Secure coding takeaways
- Always validate inputs using a deny‑by‑default strategy; prefer strict whitelists over blacklists.
- Escape outputs according to the exact context (HTML body, attribute, JavaScript, CSS, URL).
- Prefer framework built‑in escaping facilities that are context aware.
- Combine server‑side controls with runtime protections (CSP, secure headers) and monitoring.

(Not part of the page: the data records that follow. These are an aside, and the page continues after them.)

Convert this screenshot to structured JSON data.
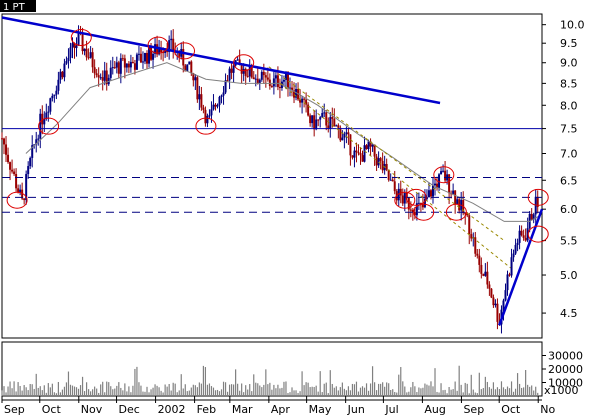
{
  "header": {
    "chip_label": "1 PT",
    "colors": {
      "chip_bg": "#000000",
      "chip_text": "#ffffff"
    }
  },
  "chart_data": {
    "type": "candlestick",
    "price_scale": "log",
    "price_ylim": [
      4.2,
      10.3
    ],
    "y_ticks": [
      4.5,
      5.0,
      5.5,
      6.0,
      6.5,
      7.0,
      7.5,
      8.0,
      8.5,
      9.0,
      9.5,
      10.0
    ],
    "y_tick_labels": [
      "4.5",
      "5.0",
      "5.5",
      "6.0",
      "6.5",
      "7.0",
      "7.5",
      "8.0",
      "8.5",
      "9.0",
      "9.5",
      "10.0"
    ],
    "x_range": [
      "2001-09-01",
      "2002-11-04"
    ],
    "x_ticks": [
      {
        "label": "Sep",
        "date": "2001-09-01"
      },
      {
        "label": "Oct",
        "date": "2001-10-01"
      },
      {
        "label": "Nov",
        "date": "2001-11-01"
      },
      {
        "label": "Dec",
        "date": "2001-12-01"
      },
      {
        "label": "2002",
        "date": "2002-01-01"
      },
      {
        "label": "Feb",
        "date": "2002-02-01"
      },
      {
        "label": "Mar",
        "date": "2002-03-01"
      },
      {
        "label": "Apr",
        "date": "2002-04-01"
      },
      {
        "label": "May",
        "date": "2002-05-01"
      },
      {
        "label": "Jun",
        "date": "2002-06-01"
      },
      {
        "label": "Jul",
        "date": "2002-07-01"
      },
      {
        "label": "Aug",
        "date": "2002-08-01"
      },
      {
        "label": "Sep",
        "date": "2002-09-01"
      },
      {
        "label": "Oct",
        "date": "2002-10-01"
      },
      {
        "label": "No",
        "date": "2002-11-01"
      }
    ],
    "price_path": [
      [
        "2001-09-01",
        7.3
      ],
      [
        "2001-09-10",
        6.6
      ],
      [
        "2001-09-17",
        6.1
      ],
      [
        "2001-09-24",
        6.9
      ],
      [
        "2001-10-01",
        7.6
      ],
      [
        "2001-10-10",
        8.2
      ],
      [
        "2001-10-20",
        8.9
      ],
      [
        "2001-11-01",
        9.6
      ],
      [
        "2001-11-12",
        9.0
      ],
      [
        "2001-11-22",
        8.6
      ],
      [
        "2001-12-01",
        8.9
      ],
      [
        "2001-12-15",
        9.0
      ],
      [
        "2002-01-01",
        9.3
      ],
      [
        "2002-01-10",
        9.5
      ],
      [
        "2002-01-20",
        9.2
      ],
      [
        "2002-01-28",
        8.8
      ],
      [
        "2002-02-05",
        8.2
      ],
      [
        "2002-02-12",
        7.6
      ],
      [
        "2002-02-20",
        8.2
      ],
      [
        "2002-03-01",
        8.8
      ],
      [
        "2002-03-10",
        8.9
      ],
      [
        "2002-03-20",
        8.7
      ],
      [
        "2002-04-01",
        8.5
      ],
      [
        "2002-04-15",
        8.6
      ],
      [
        "2002-04-25",
        8.2
      ],
      [
        "2002-05-05",
        7.6
      ],
      [
        "2002-05-15",
        7.7
      ],
      [
        "2002-05-25",
        7.5
      ],
      [
        "2002-06-01",
        7.3
      ],
      [
        "2002-06-10",
        6.9
      ],
      [
        "2002-06-20",
        7.1
      ],
      [
        "2002-07-01",
        6.7
      ],
      [
        "2002-07-10",
        6.3
      ],
      [
        "2002-07-20",
        6.1
      ],
      [
        "2002-08-01",
        6.0
      ],
      [
        "2002-08-10",
        6.4
      ],
      [
        "2002-08-18",
        6.6
      ],
      [
        "2002-08-25",
        6.3
      ],
      [
        "2002-09-01",
        6.0
      ],
      [
        "2002-09-08",
        5.7
      ],
      [
        "2002-09-15",
        5.1
      ],
      [
        "2002-09-22",
        4.9
      ],
      [
        "2002-10-01",
        4.4
      ],
      [
        "2002-10-08",
        5.0
      ],
      [
        "2002-10-15",
        5.5
      ],
      [
        "2002-10-22",
        5.6
      ],
      [
        "2002-10-28",
        6.0
      ],
      [
        "2002-11-02",
        6.2
      ]
    ],
    "moving_average": [
      [
        "2001-09-20",
        7.0
      ],
      [
        "2001-10-15",
        7.6
      ],
      [
        "2001-11-10",
        8.4
      ],
      [
        "2001-12-10",
        8.7
      ],
      [
        "2002-01-10",
        9.0
      ],
      [
        "2002-02-10",
        8.6
      ],
      [
        "2002-03-10",
        8.5
      ],
      [
        "2002-04-10",
        8.5
      ],
      [
        "2002-05-10",
        8.0
      ],
      [
        "2002-06-10",
        7.4
      ],
      [
        "2002-07-10",
        6.9
      ],
      [
        "2002-08-10",
        6.4
      ],
      [
        "2002-09-10",
        6.1
      ],
      [
        "2002-10-05",
        5.8
      ],
      [
        "2002-10-25",
        5.8
      ],
      [
        "2002-11-03",
        5.9
      ]
    ],
    "overlays": {
      "resistance_trendline": {
        "from": [
          "2001-09-01",
          10.2
        ],
        "to": [
          "2002-08-15",
          8.05
        ],
        "color": "#0000cc"
      },
      "support_trendline": {
        "from": [
          "2002-10-01",
          4.35
        ],
        "to": [
          "2002-11-04",
          6.0
        ],
        "color": "#0000cc"
      },
      "horizontal_solid": [
        {
          "y": 7.5,
          "color": "#0000aa"
        }
      ],
      "horizontal_dashed": [
        {
          "y": 6.55,
          "color": "#000080"
        },
        {
          "y": 6.2,
          "color": "#000080"
        },
        {
          "y": 5.95,
          "color": "#000080"
        }
      ],
      "channel_dotted": [
        {
          "from": [
            "2002-04-01",
            8.9
          ],
          "to": [
            "2002-10-05",
            5.5
          ],
          "color": "#998800"
        },
        {
          "from": [
            "2002-04-10",
            8.5
          ],
          "to": [
            "2002-10-10",
            5.1
          ],
          "color": "#998800"
        }
      ],
      "circle_markers": [
        {
          "date": "2001-09-13",
          "y": 6.15
        },
        {
          "date": "2001-10-08",
          "y": 7.55
        },
        {
          "date": "2001-11-03",
          "y": 9.65
        },
        {
          "date": "2002-01-03",
          "y": 9.45
        },
        {
          "date": "2002-01-24",
          "y": 9.3
        },
        {
          "date": "2002-02-10",
          "y": 7.55
        },
        {
          "date": "2002-03-12",
          "y": 9.0
        },
        {
          "date": "2002-07-18",
          "y": 6.15
        },
        {
          "date": "2002-07-27",
          "y": 6.2
        },
        {
          "date": "2002-08-02",
          "y": 5.95
        },
        {
          "date": "2002-08-18",
          "y": 6.6
        },
        {
          "date": "2002-08-28",
          "y": 5.95
        },
        {
          "date": "2002-11-01",
          "y": 6.2
        },
        {
          "date": "2002-11-01",
          "y": 5.6
        }
      ],
      "circle_color": "#dd0000"
    },
    "volume": {
      "ticks": [
        10000,
        20000,
        30000
      ],
      "tick_labels": [
        "10000",
        "20000",
        "30000"
      ],
      "unit_label": "x1000",
      "ylim": [
        0,
        40000
      ],
      "color": "#808080"
    },
    "colors": {
      "up_candle": "#000080",
      "down_candle": "#990000",
      "moving_average": "#808080",
      "axis": "#000000",
      "background": "#ffffff"
    }
  }
}
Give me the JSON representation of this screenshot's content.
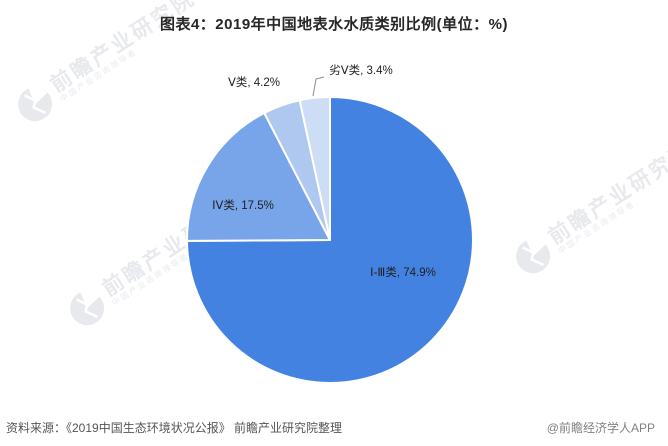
{
  "header": {
    "title": "图表4：2019年中国地表水水质类别比例(单位：%)"
  },
  "chart_data": {
    "type": "pie",
    "title": "图表4：2019年中国地表水水质类别比例(单位：%)",
    "unit": "%",
    "categories": [
      "Ⅰ-Ⅲ类",
      "ⅠⅤ类",
      "Ⅴ类",
      "劣Ⅴ类"
    ],
    "values": [
      74.9,
      17.5,
      4.2,
      3.4
    ],
    "labels": [
      "Ⅰ-Ⅲ类, 74.9%",
      "ⅠⅤ类, 17.5%",
      "Ⅴ类, 4.2%",
      "劣Ⅴ类, 3.4%"
    ],
    "colors": [
      "#4482E2",
      "#78A4EA",
      "#AEC8F0",
      "#CDDDF5"
    ],
    "start_angle": 0,
    "direction": "clockwise",
    "legend": "none",
    "label_placement": [
      "inside",
      "inside",
      "outside",
      "outside"
    ]
  },
  "footer": {
    "source": "资料来源：《2019中国生态环境状况公报》 前瞻产业研究院整理",
    "credit": "@前瞻经济学人APP"
  },
  "watermark": {
    "brand": "前瞻产业研究院",
    "tagline": "中国产业咨询领导者"
  }
}
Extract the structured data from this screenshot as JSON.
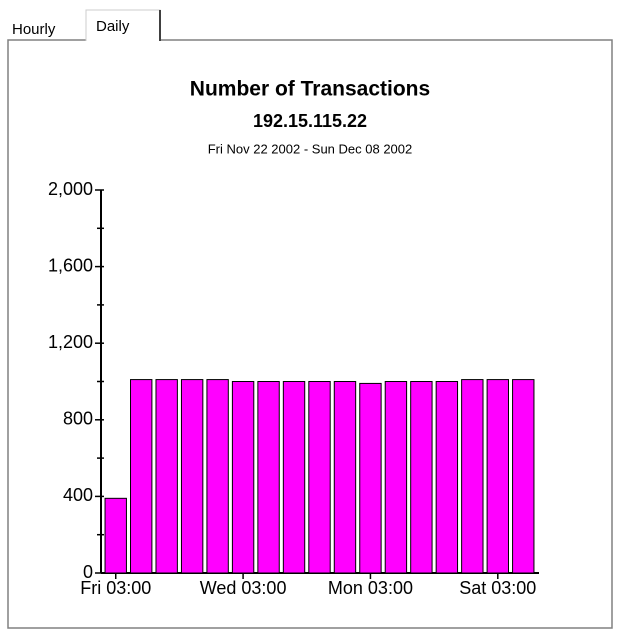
{
  "tabs": [
    "Hourly",
    "Daily"
  ],
  "chart_data": {
    "type": "bar",
    "title": "Number of Transactions",
    "subtitle": "192.15.115.22",
    "date_range": "Fri Nov 22 2002 - Sun Dec 08 2002",
    "categories": [
      "Fri 03:00",
      null,
      null,
      null,
      null,
      "Wed 03:00",
      null,
      null,
      null,
      null,
      "Mon 03:00",
      null,
      null,
      null,
      null,
      "Sat 03:00",
      null
    ],
    "values": [
      390,
      1010,
      1010,
      1010,
      1010,
      1000,
      1000,
      1000,
      1000,
      1000,
      990,
      1000,
      1000,
      1000,
      1010,
      1010,
      1010
    ],
    "color": "#ff00ff",
    "ylim": [
      0,
      2000
    ],
    "yticks": [
      0,
      400,
      800,
      {
        "value": 1200,
        "label": "1,200"
      },
      {
        "value": 1600,
        "label": "1,600"
      },
      {
        "value": 2000,
        "label": "2,000"
      }
    ],
    "minor_yticks": [
      200,
      600,
      1000,
      1400,
      1800
    ],
    "grid": false
  }
}
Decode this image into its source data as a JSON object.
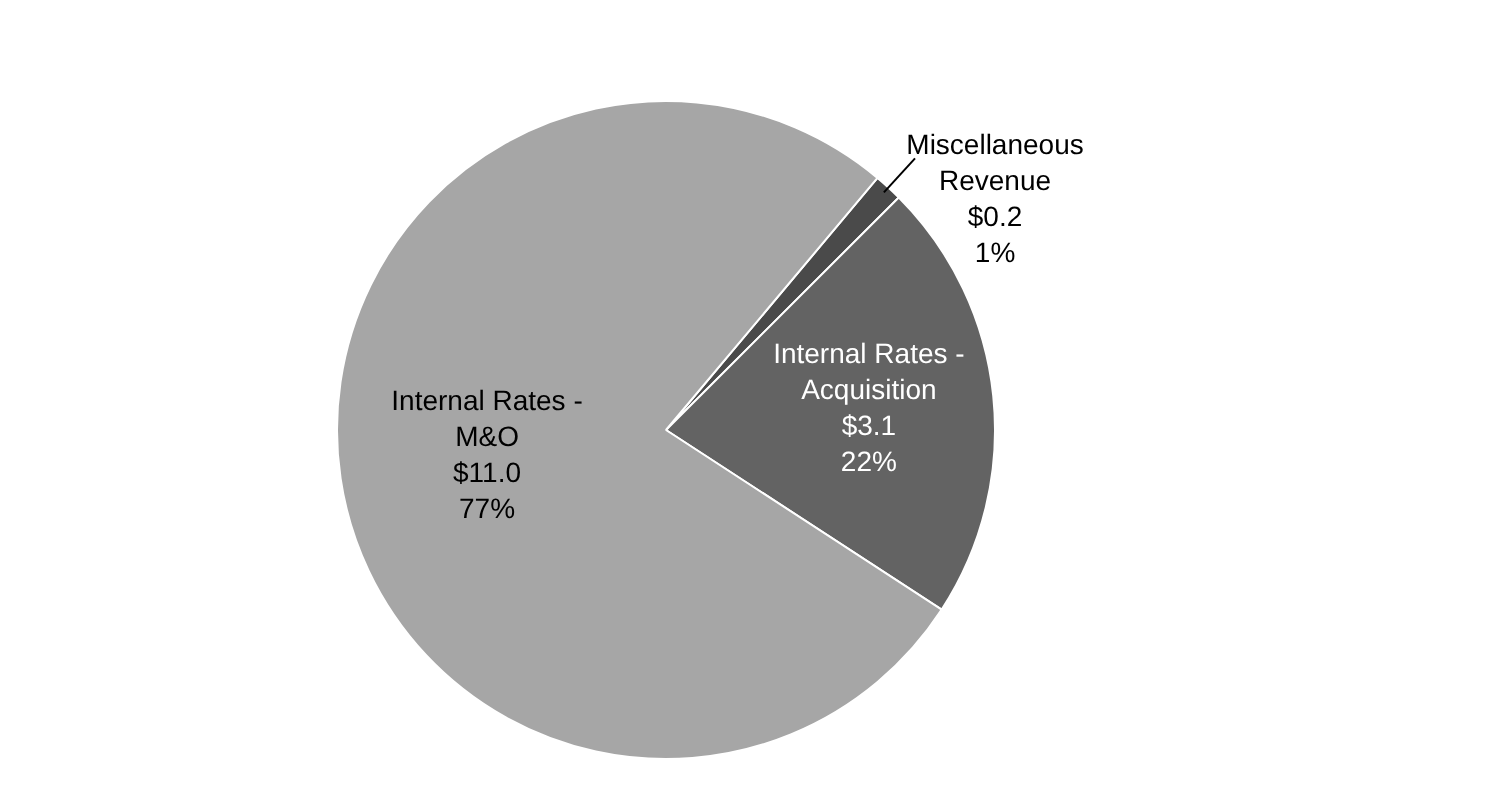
{
  "chart_data": {
    "type": "pie",
    "categories": [
      "Miscellaneous Revenue",
      "Internal Rates - Acquisition",
      "Internal Rates - M&O"
    ],
    "values": [
      0.2,
      3.1,
      11.0
    ],
    "colors": [
      "#4a4a4a",
      "#636363",
      "#a6a6a6"
    ],
    "value_labels": [
      "$0.2\n1%",
      "$3.1\n22%",
      "$11.0\n77%"
    ]
  }
}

Summary and recommended action plan
| Step | Priority | Notes |
|---|---|---|
| Apply vendor patch / upgrade | High | Install the patched phpMyFAQ release that fixes CVE-2022-4407 or apply the vendor hotfix. |
| Input validation & escaping | High | Implement allowlists and context‑aware escaping for all reflected values. |
| Harden headers & CSP | Medium | Deploy CSP, secure cookies and other security headers. |
| Monitoring & WAF | Medium | Use WAF rules and log monitoring to detect abuse attempts. |
References and further reading
- CVE-2022-4407 — check vendor advisories and the project repository for the official patch and changelog.
- OWASP XSS Prevention Cheat Sheet — for detailed, context‑aware escaping guidance.
- PHP manual — htmlspecialchars(), parse_url() and secure input handling patterns.